We talk about baptism as if it were something that happens in church, as a rite of initiation, as an affirmation of faith, as a symbolic action. But its not. It’s an experience that will happen in its own way according to who you are. Call it enlightenment. Call it alignment. Call it self-awareness. Whatever you call it, it is the joyful, awesome moment when you know in your bones that you are in sync with the world. It doesn’t necessarily have anything to do with holy water or church.

Remember that moment. That’s the moment on which the meaning of your life turns. Stay true to that moment and, come what may, all will be well.

Don’t Stress Out!

Philippians 4:4-7

Let Jesus make you into joyful people. Rejoice, I say! Be gentle with people. Jesus is right there, so don’t stress out! Bring what’s on your mind, along with your gratitude, to prayer. When you do – it’s beyond explaining how it happens – your mind and heart will be at peace, in touch with Jesus and with the eternal.

My mother used to say you get more flies with honey than with vinegar. Behind all the excuses people give for not wanting any part of Christianity may well be that so many Christians tend to be dour, pessimistic folk. Sometimes its the feeling that you have to watch your step or someone will get upset with you. Other times it’s all the talk about how hard it is to keep the church up and running. “Maintenance mode.” Nobody wants to sign on for that!
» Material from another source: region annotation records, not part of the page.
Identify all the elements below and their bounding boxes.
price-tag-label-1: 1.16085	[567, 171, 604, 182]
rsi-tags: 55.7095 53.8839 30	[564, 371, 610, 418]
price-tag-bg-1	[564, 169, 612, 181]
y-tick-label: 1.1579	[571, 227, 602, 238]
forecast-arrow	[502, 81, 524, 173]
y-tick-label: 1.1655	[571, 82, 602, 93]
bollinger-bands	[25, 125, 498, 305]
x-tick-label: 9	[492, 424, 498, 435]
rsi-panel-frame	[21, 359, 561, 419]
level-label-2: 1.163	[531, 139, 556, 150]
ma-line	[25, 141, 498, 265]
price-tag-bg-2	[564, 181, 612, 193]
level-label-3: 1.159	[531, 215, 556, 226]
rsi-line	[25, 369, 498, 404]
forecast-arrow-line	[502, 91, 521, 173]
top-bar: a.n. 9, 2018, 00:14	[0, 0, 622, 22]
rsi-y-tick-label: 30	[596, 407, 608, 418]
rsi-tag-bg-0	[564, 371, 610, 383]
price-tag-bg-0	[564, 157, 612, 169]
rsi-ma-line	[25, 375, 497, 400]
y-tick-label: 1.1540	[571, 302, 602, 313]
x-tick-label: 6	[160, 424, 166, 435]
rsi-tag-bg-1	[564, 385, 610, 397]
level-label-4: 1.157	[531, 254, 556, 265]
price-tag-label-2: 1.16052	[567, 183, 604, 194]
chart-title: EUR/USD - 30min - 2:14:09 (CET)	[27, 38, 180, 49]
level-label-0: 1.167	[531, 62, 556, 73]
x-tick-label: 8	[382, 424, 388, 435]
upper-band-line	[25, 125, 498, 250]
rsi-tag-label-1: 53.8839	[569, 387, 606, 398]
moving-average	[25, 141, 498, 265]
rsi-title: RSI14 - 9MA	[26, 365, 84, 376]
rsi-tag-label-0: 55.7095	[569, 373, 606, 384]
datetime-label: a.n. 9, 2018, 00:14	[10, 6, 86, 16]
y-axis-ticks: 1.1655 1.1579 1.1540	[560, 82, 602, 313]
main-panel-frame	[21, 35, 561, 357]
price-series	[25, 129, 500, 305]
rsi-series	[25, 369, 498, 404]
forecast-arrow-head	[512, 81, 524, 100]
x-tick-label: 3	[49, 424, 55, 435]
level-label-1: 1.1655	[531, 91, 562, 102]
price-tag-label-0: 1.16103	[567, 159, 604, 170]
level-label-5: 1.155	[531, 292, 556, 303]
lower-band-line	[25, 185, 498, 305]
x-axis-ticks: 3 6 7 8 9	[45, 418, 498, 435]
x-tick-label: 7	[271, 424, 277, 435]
Dour Christians and stuck churches are not what Paul had in mind. Despite his reputation, Paul, like Jesus, wanted people to enjoy life. And it’s hard to enjoy life when people are so rough on each other and so stressed out about so many things. In this regard, prayer helps. For one thing, it can help balance what we need with what we already have. And, though prayer is not a substitute for actually dealing with the problems that face us or for doing the work that needs done, regular meditation provides a space to expand our vision, explore new approaches, and gather strength for the tasks at hand.

Stop. Don’t take it out on someone else. Don’t freak out!
Clear your mind. Relax. Breathe. Be grateful.